ISP admits scanning own subscribers

If some pimply self-styled hacker scanned your PC with an NetBus or Back Orifice you'd be angry, right? But what say it was your ISP that did it? Singapore ISP SingNet has been caught out by a customer and admitted carrying out scans on the computer systems of 200,000 of its subscribers without their knowledge.

Singaporean ISP (Internet service provider) SingNet has admitted that it carried out scans over the past week on the computer systems of 200,000 of its subscribers without their knowledge.

The scanning, which was detected by a subscriber who had fitted her computer with antihacking software, was to prevent a recurrence of a case in March where hackers were able to obtain passwords from 17 subscribers by hacking into their systems, SingNet said. The scanning was carried out by IT experts from the Ministry of Home Affairs, which had helped crack the March hacking case.

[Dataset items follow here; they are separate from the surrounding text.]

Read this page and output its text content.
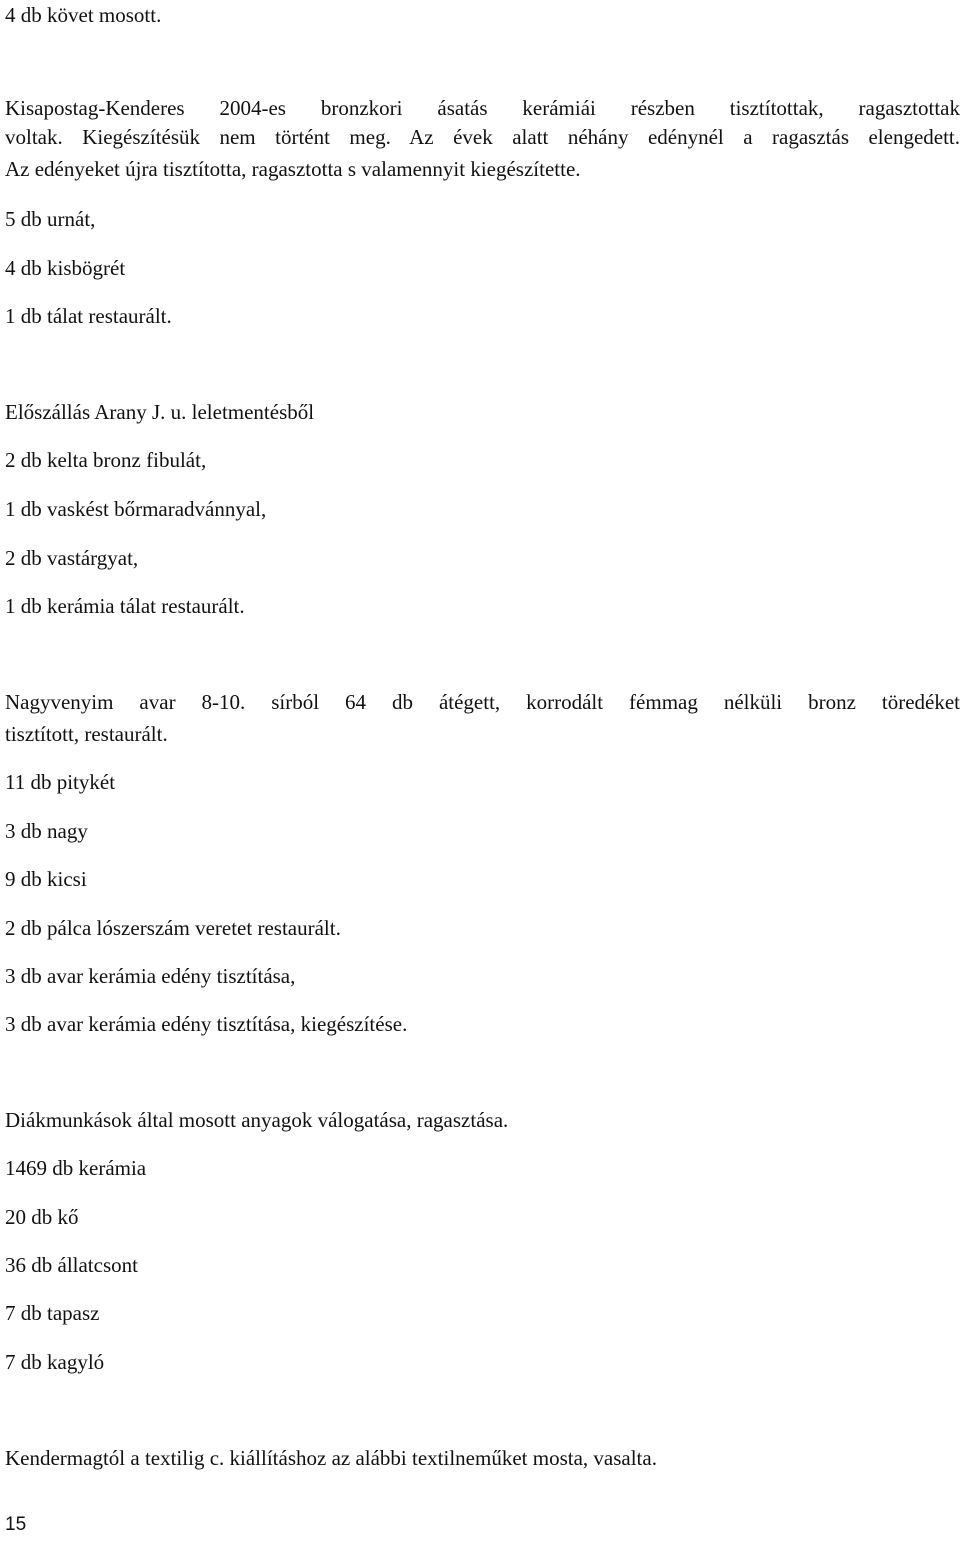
4 db követ mosott.

Kisapostag-Kenderes 2004-es bronzkori ásatás kerámiái részben tisztítottak, ragasztottak

voltak. Kiegészítésük nem történt meg. Az évek alatt néhány edénynél a ragasztás elengedett.

Az edényeket újra tisztította, ragasztotta s valamennyit kiegészítette.

5 db urnát,

4 db kisbögrét

1 db tálat restaurált.

Előszállás Arany J. u. leletmentésből

2 db kelta bronz fibulát,

1 db vaskést bőrmaradvánnyal,

2 db vastárgyat,

1 db kerámia tálat restaurált.

Nagyvenyim avar 8-10. sírból 64 db átégett, korrodált fémmag nélküli bronz töredéket

tisztított, restaurált.

11 db pitykét

3 db nagy

9 db kicsi

2 db pálca lószerszám veretet restaurált.

3 db avar kerámia edény tisztítása,

3 db avar kerámia edény tisztítása, kiegészítése.

Diákmunkások által mosott anyagok válogatása, ragasztása.

1469 db kerámia

20 db kő

36 db állatcsont

7 db tapasz

7 db kagyló

Kendermagtól a textilig c. kiállításhoz az alábbi textilneműket mosta, vasalta.

15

The admission by SingNet drew some angry comment in online newsgroups about privacy violation, with contributors urging subscribers to switch to other ISPs.

In a statement released late Friday, Paul Chong, chief executive officer of Singapore Telecommunications' multimedia division, which runs SingNet, said there had been no invasion of customers' privacy and that the ISP only had customers' best interests at heart.

Chong said that SingNet regretted not informing customers before the exercise, but said the ISP did not want to alert hackers, or to unduly alarm its customers. The scanning program used was not a hacking tool and has no ability to enter any computer system, but is rather a defensive measure to look for security loopholes, Chong said.

The scan checked computer systems' vulnerability to so-called Trojan horse attacks, SingNet said. Trojan horse attacks allow a hacker to capture passwords by identifying keystrokes, and enable the hacker to gain access to a person's PC and get content for illegal purposes.

The Singaporean ISP apparently used NetBus and Back Orifice scanning software, which was then detected by a law student who had Jammer antihacking software installed on her system, local press reported. Alarmed, the student contacted SingNet, who told her it was responsible for the intrusion, press reports added. Trojan horse Back Orifice was developed last year by hacker group Cult of the Dead Cow.

SingNet said it discovered that 900 computers were infected with Trojan horse viruses in one week's scanning and would inform their owners by e-mail. The ISP has stopped the scanning while it seeks subscribers' views on such preventive scanning measures, SingNet said. The ISP said it will call upon the independent National Internet Advisory Committee to certify that its scanning exercises are not intrusive.

The other two ISPs in Singapore, Cyberway Pte. Ltd. and Pacific Internet Pte. Ltd., responded by placing gaudy advertisements on their Web sites for virus detection software such as Jammer, Private Desktop, NukeNabber and Anti-Gen.